At first, Lisa Stoddard, 24, a nurse, fretted that Jonathan's online overtures were stoked more by sheer loneliness, than true feelings for her, she says. "But through talking to him, I was reassured he was very sincere and genuine," she recalls. Their first get-acquainted chats were over a satellite phone with Jonathan huddled outside - to get the uplink - dressed out in helmet and body armor.

Army Capt. Eric Berard, 38, says online dating was a no-brainer when he deployed to Iraq. "With introduction of the digital age to (the) battlefield, communication is instantaneous and with virtually millions of possibilities," he says.

Berard was in Mosul when he was matched - with an 87 percent compatibility rating - to Deborah DeFilippo.
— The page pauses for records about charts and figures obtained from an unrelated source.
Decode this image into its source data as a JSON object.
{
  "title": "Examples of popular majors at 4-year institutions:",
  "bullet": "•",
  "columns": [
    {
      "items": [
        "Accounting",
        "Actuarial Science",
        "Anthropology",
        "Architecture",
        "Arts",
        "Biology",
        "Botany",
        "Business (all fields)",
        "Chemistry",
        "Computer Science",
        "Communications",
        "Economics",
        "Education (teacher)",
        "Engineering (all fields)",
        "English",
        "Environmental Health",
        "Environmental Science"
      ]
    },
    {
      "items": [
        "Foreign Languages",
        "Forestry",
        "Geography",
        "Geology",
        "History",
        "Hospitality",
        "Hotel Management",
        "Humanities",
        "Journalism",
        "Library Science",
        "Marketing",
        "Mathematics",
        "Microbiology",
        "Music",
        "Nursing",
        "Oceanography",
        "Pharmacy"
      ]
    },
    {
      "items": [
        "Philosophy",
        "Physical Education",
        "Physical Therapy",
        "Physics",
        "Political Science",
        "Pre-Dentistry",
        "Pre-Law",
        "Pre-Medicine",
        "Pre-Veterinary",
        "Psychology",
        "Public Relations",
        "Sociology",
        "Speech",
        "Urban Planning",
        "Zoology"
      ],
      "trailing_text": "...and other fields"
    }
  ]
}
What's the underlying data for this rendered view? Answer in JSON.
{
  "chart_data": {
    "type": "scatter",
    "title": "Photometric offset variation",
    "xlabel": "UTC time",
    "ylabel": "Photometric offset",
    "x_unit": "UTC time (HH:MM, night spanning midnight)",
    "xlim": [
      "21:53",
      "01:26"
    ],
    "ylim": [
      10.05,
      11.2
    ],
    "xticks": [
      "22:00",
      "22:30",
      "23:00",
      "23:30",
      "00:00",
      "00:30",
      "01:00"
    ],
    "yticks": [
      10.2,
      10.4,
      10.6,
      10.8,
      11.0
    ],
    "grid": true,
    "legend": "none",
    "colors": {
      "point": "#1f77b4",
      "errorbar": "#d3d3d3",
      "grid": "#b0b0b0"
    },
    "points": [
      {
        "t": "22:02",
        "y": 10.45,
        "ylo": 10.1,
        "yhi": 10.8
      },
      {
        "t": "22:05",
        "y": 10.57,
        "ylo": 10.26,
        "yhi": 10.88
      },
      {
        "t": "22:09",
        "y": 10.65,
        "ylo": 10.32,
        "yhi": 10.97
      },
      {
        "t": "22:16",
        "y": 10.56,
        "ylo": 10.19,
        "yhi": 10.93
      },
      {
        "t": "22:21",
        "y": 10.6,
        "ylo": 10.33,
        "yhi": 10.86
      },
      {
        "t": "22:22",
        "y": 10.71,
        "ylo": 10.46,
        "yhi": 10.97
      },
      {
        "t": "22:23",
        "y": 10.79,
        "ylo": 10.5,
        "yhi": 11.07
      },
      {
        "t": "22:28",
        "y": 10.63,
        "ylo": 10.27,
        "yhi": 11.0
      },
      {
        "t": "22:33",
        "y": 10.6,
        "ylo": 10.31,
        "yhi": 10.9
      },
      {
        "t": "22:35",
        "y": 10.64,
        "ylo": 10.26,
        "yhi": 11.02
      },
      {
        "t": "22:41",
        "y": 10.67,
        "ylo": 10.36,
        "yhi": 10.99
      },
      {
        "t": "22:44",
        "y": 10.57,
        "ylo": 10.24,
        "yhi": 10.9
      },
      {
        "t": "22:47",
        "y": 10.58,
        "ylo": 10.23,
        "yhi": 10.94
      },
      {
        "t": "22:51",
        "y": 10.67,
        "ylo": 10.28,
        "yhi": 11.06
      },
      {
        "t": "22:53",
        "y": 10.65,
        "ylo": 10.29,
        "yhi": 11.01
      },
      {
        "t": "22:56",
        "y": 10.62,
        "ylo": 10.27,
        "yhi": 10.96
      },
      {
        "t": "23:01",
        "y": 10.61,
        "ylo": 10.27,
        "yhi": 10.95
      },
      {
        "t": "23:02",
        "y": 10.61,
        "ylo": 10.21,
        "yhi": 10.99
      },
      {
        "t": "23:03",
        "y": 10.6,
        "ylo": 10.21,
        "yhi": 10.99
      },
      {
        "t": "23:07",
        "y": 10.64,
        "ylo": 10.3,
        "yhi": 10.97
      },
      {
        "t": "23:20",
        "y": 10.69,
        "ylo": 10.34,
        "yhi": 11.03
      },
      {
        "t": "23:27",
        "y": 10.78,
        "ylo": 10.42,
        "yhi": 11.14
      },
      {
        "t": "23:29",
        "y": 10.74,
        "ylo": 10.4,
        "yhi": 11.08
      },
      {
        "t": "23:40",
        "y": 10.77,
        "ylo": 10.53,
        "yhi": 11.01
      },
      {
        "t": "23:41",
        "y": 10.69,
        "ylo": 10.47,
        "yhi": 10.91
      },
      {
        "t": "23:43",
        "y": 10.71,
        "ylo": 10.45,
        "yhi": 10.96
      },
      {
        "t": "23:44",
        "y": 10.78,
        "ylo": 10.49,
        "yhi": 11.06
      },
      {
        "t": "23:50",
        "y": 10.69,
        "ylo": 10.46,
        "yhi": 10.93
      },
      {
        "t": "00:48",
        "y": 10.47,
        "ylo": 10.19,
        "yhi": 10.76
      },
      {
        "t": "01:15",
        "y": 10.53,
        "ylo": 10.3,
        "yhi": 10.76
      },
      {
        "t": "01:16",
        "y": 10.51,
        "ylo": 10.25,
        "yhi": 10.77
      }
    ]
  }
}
They dated online during his 2004-05 deployment and married Nov. 9, 2006.

"The whole romantic fantasy that plays out in your head of meeting a man at war - the things you see in the movies - I'm sure that was a part of it," says Deborah DeFilippo-Berard, 42, who had previously dated a policeman and a firefighter. "I've always had a thing for men in uniform."

DeFilippo-Berard will join her husband, who is stationed in Germany, later this year. She says the long-distance courtship allowed her and Eric to become thoroughly acquainted. "When I met him (after he returned from war), I probably knew more about him than any other man I had dated."